Nicholas la regardait avec une frustration à peine voilée. Pour lui, ce n'était qu'une autre de ses machinations. Une manœuvre désespérée de plus pour le forcer à rentrer, pour le détruire.
Sa patience était à bout.
« Lève-toi, » ordonna-t-il. « Suis-moi. »
Dorothy tenta de se lever, mais dès qu'elle mit du poids sur sa jambe gauche, une douleur aiguë lui transperça la colonne vertébrale. Elle gémit : « Je ne peux pas me tenir debout. »
Le jeune soldat à côté de Nicholas soupira. « Il va falloir que tu portes ta femme. »
La mâchoire de Nicholas se crispa. Un long moment, il ne bougea pas. Puis, avec une expression comme s'il venait de recevoir une condamnation à mort, il se baissa devant elle. Son dos était large et droit, aussi inflexible qu'un soldat au garde-à-vous.
« Monte. »
Dorothy hésita. « Tu es sérieux ? »
La voix de Nicholas était sèche. « Hmm. »
Sans attendre qu'il change d'avis, elle grimpa sur son dos, enroulant ses bras autour de son cou. La chaleur de son corps était surprenante, son odeur enivrante — un mélange de sueur, de savon et de quelque chose de résolument masculin.
Mais elle avait d'autres préoccupations plus urgentes.
« Ma trousse de chirurgie — elle est par terre ! » fit-elle remarquer avec insistance.

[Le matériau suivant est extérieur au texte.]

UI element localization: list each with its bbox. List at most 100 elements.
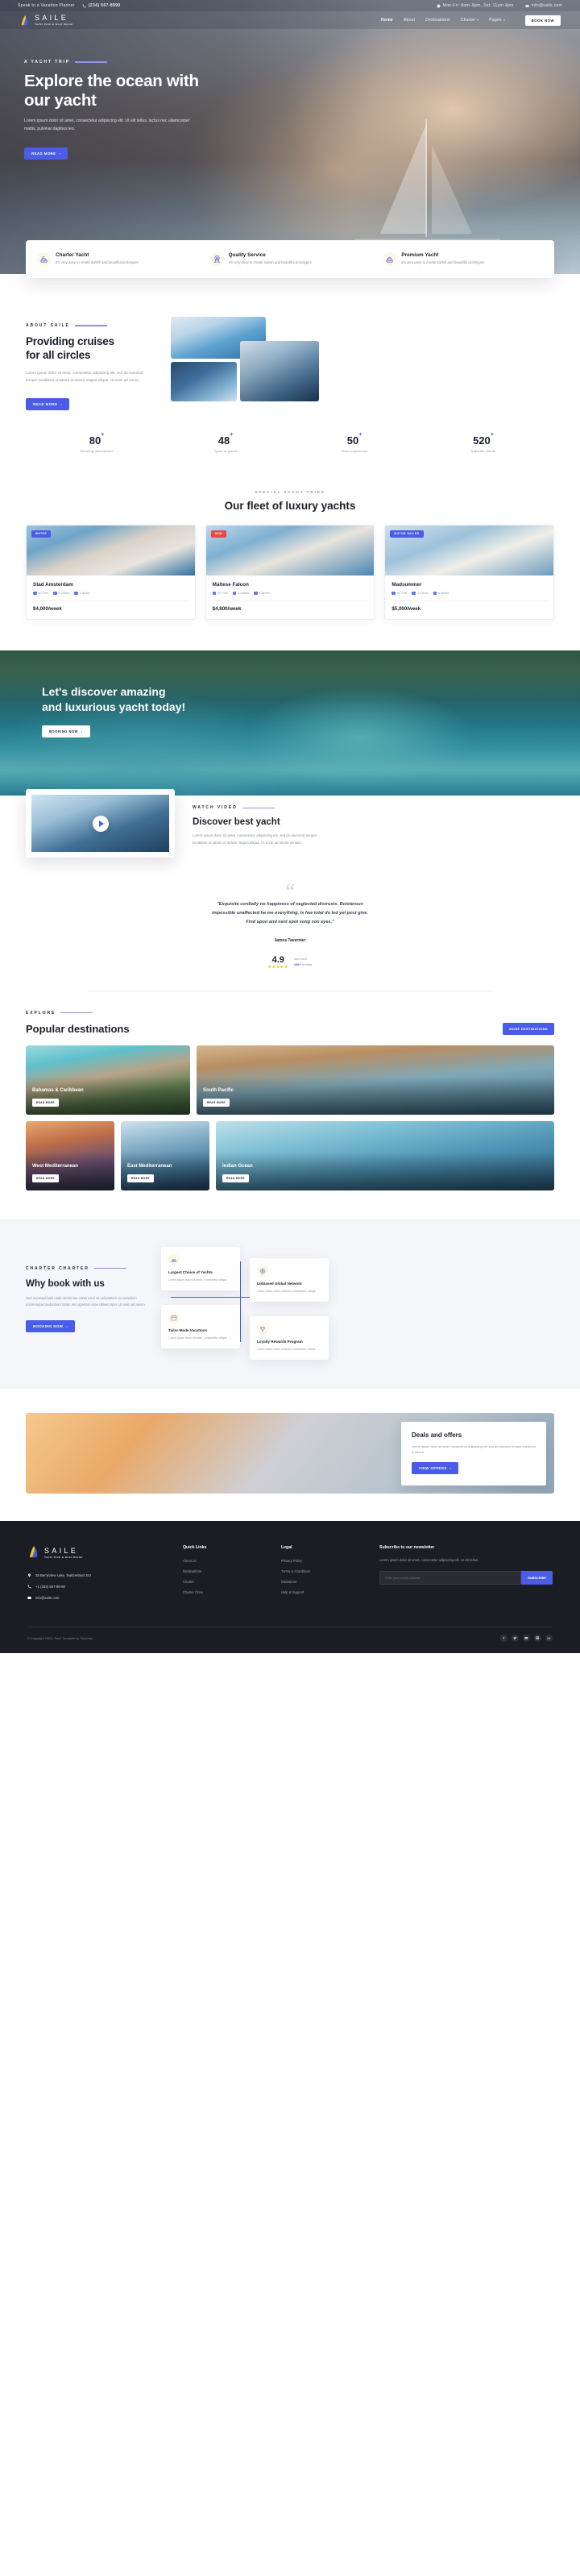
more-destinations-button[interactable]: MORE DESTINATIONS: [503, 1022, 554, 1035]
facebook-icon[interactable]: [500, 1634, 508, 1642]
spec-text: 4 Cabins: [238, 591, 250, 595]
linkedin-icon[interactable]: [545, 1634, 553, 1642]
yacht-card-madsummer[interactable]: MOTOR SAILER Madsummer 40' Feet 4 Cabins…: [384, 524, 555, 621]
destination-tile-indian-ocean[interactable]: Indian Ocean READ MORE: [216, 1120, 554, 1190]
destination-read-more-button[interactable]: READ MORE: [222, 1174, 249, 1182]
sail-logo-icon: [19, 15, 31, 26]
feature-card-charter-yacht[interactable]: Charter Yacht It's very easy to create s…: [32, 252, 202, 266]
feature-card-quality-service[interactable]: Quality Service It's very easy to create…: [205, 252, 375, 266]
instagram-icon[interactable]: [534, 1634, 541, 1642]
footer-link-terms[interactable]: Terms & Conditions: [281, 1569, 365, 1573]
hero-read-more-button[interactable]: READ MORE ›: [24, 147, 68, 160]
newsletter-email-input[interactable]: [379, 1570, 522, 1585]
nav-label: Destinations: [425, 18, 450, 23]
yacht-badge: NEW: [210, 530, 226, 538]
play-icon[interactable]: [92, 815, 109, 832]
footer-link-help-support[interactable]: Help & Support: [281, 1590, 365, 1594]
yacht-period: /week: [48, 606, 62, 613]
social-links: [500, 1634, 553, 1642]
banner-booking-button[interactable]: BOOKING NOW ›: [42, 725, 90, 737]
topbar-phone[interactable]: (234) 567-8990: [82, 3, 121, 8]
why-card-tailor-made[interactable]: Tailor-Made Vacations Lorem ipsum dolor …: [161, 1304, 240, 1349]
why-card-loyalty-rewards[interactable]: Loyalty Rewards Program Lorem ipsum dolo…: [250, 1315, 329, 1361]
deals-card: Deals and offers Lorem ipsum dolor sit a…: [401, 1421, 546, 1485]
footer-link-privacy-policy[interactable]: Privacy Policy: [281, 1559, 365, 1563]
about-photo-captain: [171, 362, 237, 401]
destination-tile-east-mediterranean[interactable]: East Mediterranean READ MORE: [121, 1120, 209, 1190]
view-offers-button[interactable]: VIEW OFFERS ›: [412, 1461, 459, 1474]
spec-text: 40' Feet: [218, 591, 228, 595]
arrow-right-icon: ›: [450, 1465, 452, 1470]
arrow-right-icon: ›: [81, 729, 83, 733]
footer-link-disclaimer[interactable]: Disclaimer: [281, 1580, 365, 1584]
copyright-text: © Copyright 2022 | Saile Template by Tok…: [27, 1635, 93, 1640]
arrow-right-icon: ›: [66, 1324, 68, 1329]
footer-link-about-us[interactable]: About us: [183, 1559, 267, 1563]
why-card-unbiased-network[interactable]: Unbiased Global Network Lorem ipsum dolo…: [250, 1257, 329, 1303]
ruler-icon: [33, 591, 37, 596]
yacht-period: /week: [227, 606, 242, 613]
stat-number: 48: [218, 434, 230, 447]
yacht-spec-cabins: 4 Cabins: [232, 591, 250, 596]
hero-title-line2: our yacht: [24, 91, 97, 110]
destination-tile-south-pacific[interactable]: South Pacific READ MORE: [197, 1045, 554, 1115]
destination-name: East Mediterranean: [127, 1163, 172, 1169]
destination-read-more-button[interactable]: READ MORE: [32, 1174, 59, 1182]
nav-label: About: [403, 18, 416, 23]
rating-count: 290+: [293, 962, 301, 966]
hero-title-line1: Explore the ocean with: [24, 72, 199, 90]
nav-item-charter[interactable]: Charter: [461, 18, 479, 23]
youtube-icon[interactable]: [523, 1634, 530, 1642]
footer-phone[interactable]: +1 (234) 567-89-90: [27, 1585, 168, 1589]
destination-tile-bahamas-caribbean[interactable]: Bahamas & Caribbean READ MORE: [26, 1045, 190, 1115]
yacht-name: Madsummer: [392, 581, 422, 588]
video-thumbnail[interactable]: [26, 789, 175, 858]
feature-title: Premium Yacht: [401, 252, 439, 258]
nav-item-about[interactable]: About: [404, 18, 415, 23]
eyebrow-rule: [93, 1267, 126, 1269]
yacht-card-maltese-falcon[interactable]: NEW Maltese Falcon 40' Feet 4 Cabins 6 B…: [205, 524, 375, 621]
footer-email[interactable]: info@saile.com: [27, 1596, 168, 1601]
nav-item-home[interactable]: Home: [381, 18, 393, 23]
why-booking-button[interactable]: BOOKING NOW ›: [26, 1320, 76, 1333]
footer-logo[interactable]: SAILE Yacht Club & Boat Rental: [27, 1545, 168, 1562]
yacht-card-stad-amsterdam[interactable]: WATER Stad Amsterdam 40' Feet 4 Cabins 6…: [26, 524, 196, 621]
site-logo[interactable]: SAILE Yacht Club & Boat Rental: [19, 15, 73, 26]
footer-link-destinations[interactable]: Destinations: [183, 1569, 267, 1573]
nav-item-destinations[interactable]: Destinations: [425, 18, 450, 23]
footer-legal: Legal Privacy Policy Terms & Conditions …: [281, 1545, 365, 1607]
about-read-more-button[interactable]: READ MORE ›: [26, 397, 70, 410]
about-gallery: [171, 317, 554, 401]
destination-tile-west-mediterranean[interactable]: West Mediterranean READ MORE: [26, 1120, 114, 1190]
destination-read-more-button[interactable]: READ MORE: [127, 1174, 154, 1182]
why-card-largest-choice[interactable]: Largest Choice of Yachts Lorem ipsum dol…: [161, 1246, 240, 1291]
twitter-icon[interactable]: [512, 1634, 519, 1642]
topbar-email[interactable]: info@saile.com: [525, 3, 562, 8]
nav-item-pages[interactable]: Pages: [489, 18, 505, 23]
footer-link-charter[interactable]: Charter: [183, 1580, 267, 1584]
book-now-button[interactable]: BOOK NOW: [524, 15, 561, 26]
destination-read-more-button[interactable]: READ MORE: [32, 1098, 59, 1107]
footer-legal-title: Legal: [281, 1544, 292, 1550]
banner-title-line1: Let's discover amazing: [42, 685, 166, 699]
yacht-spec-cabins: 4 Cabins: [53, 591, 69, 596]
anchor-icon: [433, 591, 437, 596]
rating-word: reviews: [301, 962, 313, 966]
nav-label: Home: [381, 18, 393, 23]
feature-card-premium-yacht[interactable]: Premium Yacht It's very easy to create s…: [378, 252, 548, 266]
footer-link-charter-crew[interactable]: Charter Crew: [183, 1590, 267, 1594]
logo-tagline: Yacht Club & Boat Rental: [35, 22, 73, 26]
bed-icon: [412, 591, 416, 596]
why-card-title: Tailor-Made Vacations: [168, 1327, 208, 1332]
mail-icon: [27, 1596, 31, 1601]
destination-read-more-button[interactable]: READ MORE: [203, 1098, 230, 1107]
hero-section: Speak to a Vacation Planner (234) 567-89…: [0, 0, 580, 274]
about-title-line1: Providing cruises: [26, 335, 114, 347]
stat-sup: +: [490, 432, 494, 438]
why-card-text: Lorem ipsum dolor sit amet, consectetur …: [168, 1336, 228, 1340]
bed-icon: [53, 591, 57, 596]
trophy-icon: [257, 1323, 268, 1335]
subscribe-button[interactable]: SUBSCRIBE: [521, 1570, 553, 1585]
why-card-title: Loyalty Rewards Program: [257, 1339, 303, 1344]
destinations-kicker: EXPLORE: [26, 1010, 56, 1016]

Nicholas ne jeta même pas un coup d'œil en arrière. « Je sais. »
Dorothy soupira de soulagement, se laissant enfin reposer contre lui.
Nicholas, cependant, resta rigide. La sensation de sa respiration contre son cou, la chaleur de son corps contre son dos — cela le troublait d'une manière qu'il ne voulait pas admettre.
Ses muscles se tendirent, sa mâchoire se serra.
Cette femme...
Peu importe ce qu'elle prévoyait cette fois-ci, cela ne fonctionnerait pas.